No

How a wind project is financed is usually a function of who owns the project and if tax incentives will be utilized. Historically, tax incentives in the form of tax credits and accelerated asset depreciation were essential ingredients in making a DW project financially viable. As the industry has matured and technology has advanced, these financial instruments have become less crucial for making a project pay back over its useful life. The incentives are still often worth pursuing for a cooperative considering having ownership stake, and they will inevitably be leveraged if the co-op chooses to contract with a third party owner.

Cooperatives sometimes avoid tax incentives altogether and seek grants or government loans for wind energy financing. Alternatively, creating a taxable subsidiary allows a co-op to participate in asset ownership and utilize tax incentives to maximize value.
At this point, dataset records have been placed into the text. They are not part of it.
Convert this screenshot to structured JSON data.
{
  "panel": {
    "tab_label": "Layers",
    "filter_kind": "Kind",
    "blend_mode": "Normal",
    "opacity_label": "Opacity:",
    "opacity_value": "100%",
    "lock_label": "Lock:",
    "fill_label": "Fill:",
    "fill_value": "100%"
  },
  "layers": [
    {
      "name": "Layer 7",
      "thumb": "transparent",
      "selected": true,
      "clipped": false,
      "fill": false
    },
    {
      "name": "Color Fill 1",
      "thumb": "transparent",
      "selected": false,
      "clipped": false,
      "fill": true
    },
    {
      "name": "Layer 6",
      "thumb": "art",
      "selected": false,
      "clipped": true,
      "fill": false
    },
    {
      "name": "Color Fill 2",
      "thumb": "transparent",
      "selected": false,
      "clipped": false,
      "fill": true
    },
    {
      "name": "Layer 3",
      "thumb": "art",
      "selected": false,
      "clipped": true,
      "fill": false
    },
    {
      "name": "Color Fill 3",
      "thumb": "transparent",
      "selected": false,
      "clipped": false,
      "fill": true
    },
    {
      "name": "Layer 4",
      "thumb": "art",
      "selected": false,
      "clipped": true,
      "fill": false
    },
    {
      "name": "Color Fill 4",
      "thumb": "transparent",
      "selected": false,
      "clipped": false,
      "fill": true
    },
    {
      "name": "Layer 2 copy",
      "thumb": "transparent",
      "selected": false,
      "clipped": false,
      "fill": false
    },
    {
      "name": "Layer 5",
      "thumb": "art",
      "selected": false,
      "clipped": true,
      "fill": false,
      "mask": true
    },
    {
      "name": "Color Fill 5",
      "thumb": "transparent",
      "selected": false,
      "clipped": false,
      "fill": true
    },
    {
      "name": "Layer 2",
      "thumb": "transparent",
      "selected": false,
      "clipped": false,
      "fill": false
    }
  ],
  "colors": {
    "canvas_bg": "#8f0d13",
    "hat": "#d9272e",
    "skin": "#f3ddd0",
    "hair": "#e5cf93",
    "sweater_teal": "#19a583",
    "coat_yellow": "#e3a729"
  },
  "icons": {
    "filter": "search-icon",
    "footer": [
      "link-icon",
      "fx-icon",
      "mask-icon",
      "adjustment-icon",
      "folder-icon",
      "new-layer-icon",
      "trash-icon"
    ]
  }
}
Please visit Section 3 (when available; coming soon) and/or the RADWIND Finance Options Report on the RADWIND project page for more detailed descriptions of the finance and ownership options here.

Full Co-op Ownership

A co-op can use traditional private lending, US government lending, and grant programs to fund a DW project in their territory. While the co-op takes on operations and maintenance responsibilities, this mechanism allows for direct control of the project and avoids sharing the distributions with partners.

Partial Co-op Ownership

Lease arrangements, community-cooperative shared ownership, and tax equity partnerships are all structures where the co-op--or a subsidiary thereof--can own part of a DW project or delay full ownership until partners in the deal have utilized tax incentives to their fullest.

Third Party Owned (Non-member)

Co-ops can work with third party developers to create right-sized DW projects in their territory and then sign a Power Purchase Agreement (PPA) that contracts for the energy at a locked-in, long term rate. The co-op's role is simplified by putting the financing responsibility on the developer and its partners.

Member Owned

Members who wish to have BTM wind energy to offset portions of their energy use or who seek off-grid generation usually finance the project themselves. That said, a co-op could explore alternative ways of assisting members with these projects such as owning or co-owning an asset on the member's property.

On-bill financing (OBF) is another mechanism that has successfully funded energy projects in cooperatives nationwide. OBF allows a utility to lend money to its members (or pass other lenders' money through to members) for energy-related projects. Members pay this money back directly on their energy bill.